Wincing, Willa hugged herself tighter. Outside the window, the sky was still gray with no hint that the sun would show itself. That was fine with her; it matched her mood perfectly. Across the street, a mother with an infant in her arms and a toddler in tow stepped out of a dry goods store and started toward the apothecary. The child was giggling and the mother was smiling at her wriggling baby. It hurt Willa's heart to watch them. “What you've done, Israel. It's wicked. Shameful.”

“Yes,” he said. “And yes.”

“Is that the worst of it?”

“That is for you to decide. I also spent a great deal of time playing cards on Mississippi riverboats.”

“Are you a cheat?”

“No, not since I was bucking the tiger in my youth. I don't need to. I'm just that good.”

Willa heard no pride in his voice. He said it merely as a statement of fact. “Then stealing from your parishioners is worse.”

“Do you think that will be God's judgment?” he asked.

“I don't know, but it's mine.” She breathed in and out once. Slowly. “It seems as if a judge and jury somewhere agreed.”

“Well, they didn't know the totality of my crimes so it would have been difficult for them to compare. Different victims. Different jurisdictions. Some people never knew they had been gulled. Some people are too proud to report that they were.”

Willa hung her head. “I have no words. None.”

Even though she could not see him, he nodded. “Do you want me to go?”

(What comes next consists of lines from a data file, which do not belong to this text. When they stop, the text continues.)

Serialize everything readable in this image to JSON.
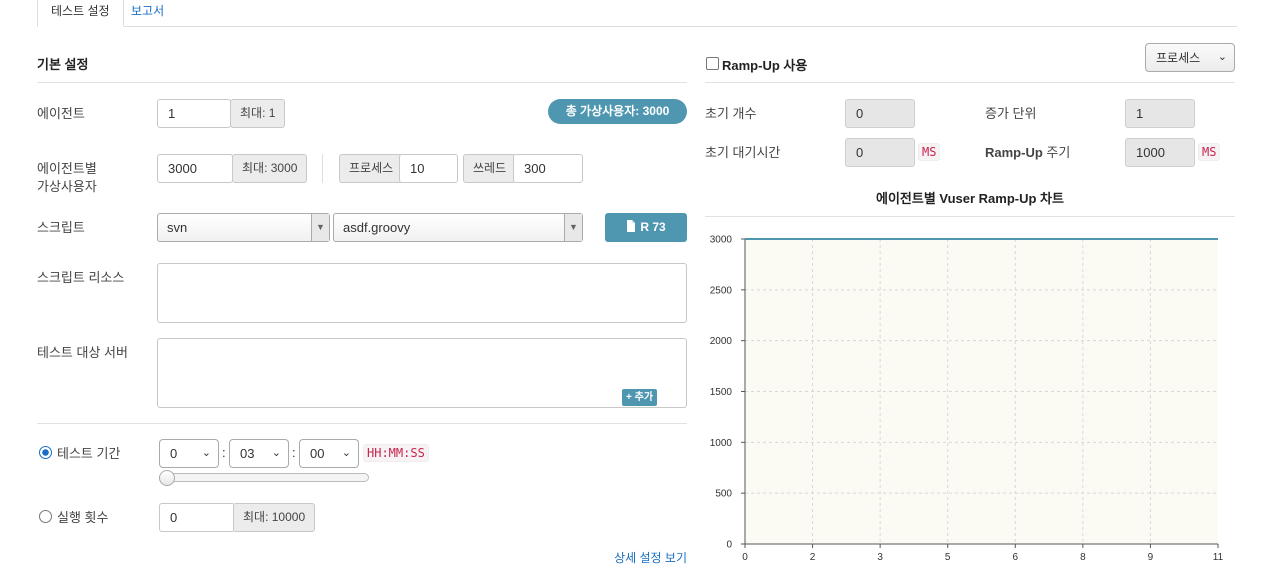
{
  "tabs": [
    {
      "label": "테스트 설정"
    },
    {
      "label": "보고서"
    }
  ],
  "basic": {
    "title": "기본 설정",
    "agent": {
      "label": "에이전트",
      "value": "1",
      "max": "최대: 1"
    },
    "total_vuser_badge": "총 가상사용자: 3000",
    "vuser": {
      "label_line1": "에이전트별",
      "label_line2": "가상사용자",
      "value": "3000",
      "max": "최대: 3000",
      "process_label": "프로세스",
      "process_value": "10",
      "thread_label": "쓰레드",
      "thread_value": "300"
    },
    "script": {
      "label": "스크립트",
      "repo": "svn",
      "file": "asdf.groovy",
      "revision_button": "R 73"
    },
    "script_resources": {
      "label": "스크립트 리소스"
    },
    "target_server": {
      "label": "테스트 대상 서버",
      "add_button": "추가"
    },
    "duration": {
      "label": "테스트 기간",
      "hours": "0",
      "minutes": "03",
      "seconds": "00",
      "format": "HH:MM:SS",
      "slider_level": 0
    },
    "run_count": {
      "label": "실행 횟수",
      "value": "0",
      "max": "최대: 10000"
    },
    "detail_link": "상세 설정 보기"
  },
  "rampup": {
    "title": "Ramp-Up 사용",
    "enabled": false,
    "type_select": "프로세스",
    "initial_count": {
      "label": "초기 개수",
      "value": "0"
    },
    "increment": {
      "label": "증가 단위",
      "value": "1"
    },
    "initial_sleep": {
      "label": "초기 대기시간",
      "value": "0",
      "unit": "MS"
    },
    "interval": {
      "label_bold": "Ramp-Up",
      "label_rest": " 주기",
      "value": "1000",
      "unit": "MS"
    }
  },
  "chart_data": {
    "type": "line",
    "title": "에이전트별 Vuser Ramp-Up 차트",
    "x": [
      0,
      11
    ],
    "values": [
      3000,
      3000
    ],
    "x_ticks": [
      "0",
      "2",
      "3",
      "5",
      "6",
      "8",
      "9",
      "11"
    ],
    "y_ticks": [
      "0",
      "500",
      "1000",
      "1500",
      "2000",
      "2500",
      "3000"
    ],
    "xlim": [
      0,
      11
    ],
    "ylim": [
      0,
      3000
    ],
    "grid": true,
    "colors": {
      "line": "#4f97b1",
      "plot_bg": "#fbfbf3",
      "grid": "#d8d8d8"
    }
  }
}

Instead of answering, Willa stepped closer to the window, and dropped her palms to the sill. Hunching her shoulders, she pressed her forehead against the glass. Behind her, she heard Israel step away from the stove and pad softly to the bench seat. He began to dress and she did nothing to stop him. She stood exactly as she was until the door closed behind him.

The soft click of the lock sliding into place was the thing that moved her toward the bed. She pushed the parcels and packages aside with a sweep of her hand and then turned back the covers. She lay down, not in the space she had previously occupied, but in the space that had been his. She breathed in deeply, filling her nostrils with every nuance of his male scent, spicy with sweat and leather and sex, and then, overwhelmed by the ache in her chest, she began to weep.

In time, she slept.

*   *   *

Israel walked without purpose or direction, numb to the cold, numb to feeling. His aimless tour of Lansing would have brought him back to the hotel in less than thirty minutes if it hadn't been for January's Saloon and Saint Luke's Church.

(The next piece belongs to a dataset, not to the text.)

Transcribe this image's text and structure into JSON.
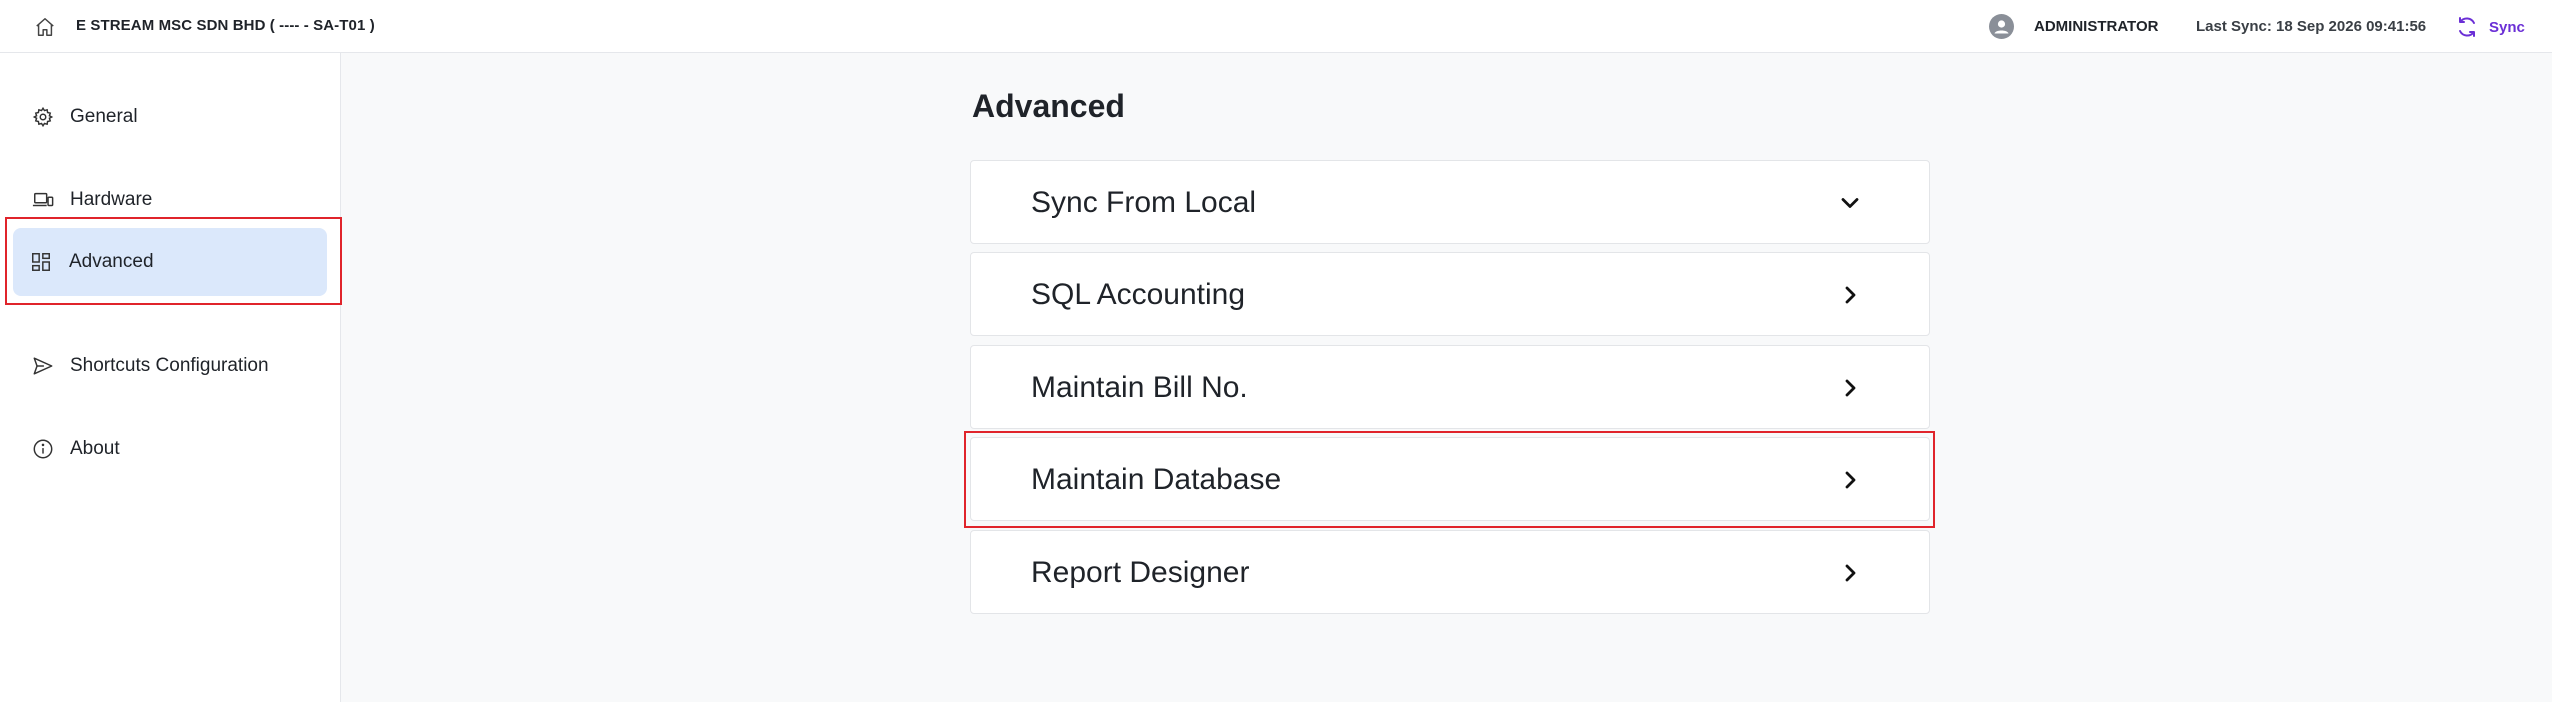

The saloon was not crowded. Two or three men sat at just a third of the tables. One table was occupied by a single man, and another stood alone at the long bar. As a stranger, Israel expected to be watched, and he sensed eyes following him as he made his way to the bar and ordered a whiskey. Except for the barkeep, no one spoke to him, and he appreciated that. He did not desire conversation. The one he was
having with himself was equally unwelcome. It was his hope that the whiskey would put that voice to rest.

He finished the drink at the bar and ordered another, which he took to one of the empty tables. He removed his hat, dropped it on a chair beside him to discourage company in the event someone decided to make his acquaintance, and nursed the whiskey. Voices droned on around him; occasionally there was laughter. It barely penetrated his consciousness. That was why Israel gave a start when someone appeared at his elbow as though materialized by some magician's trick and spoke to him.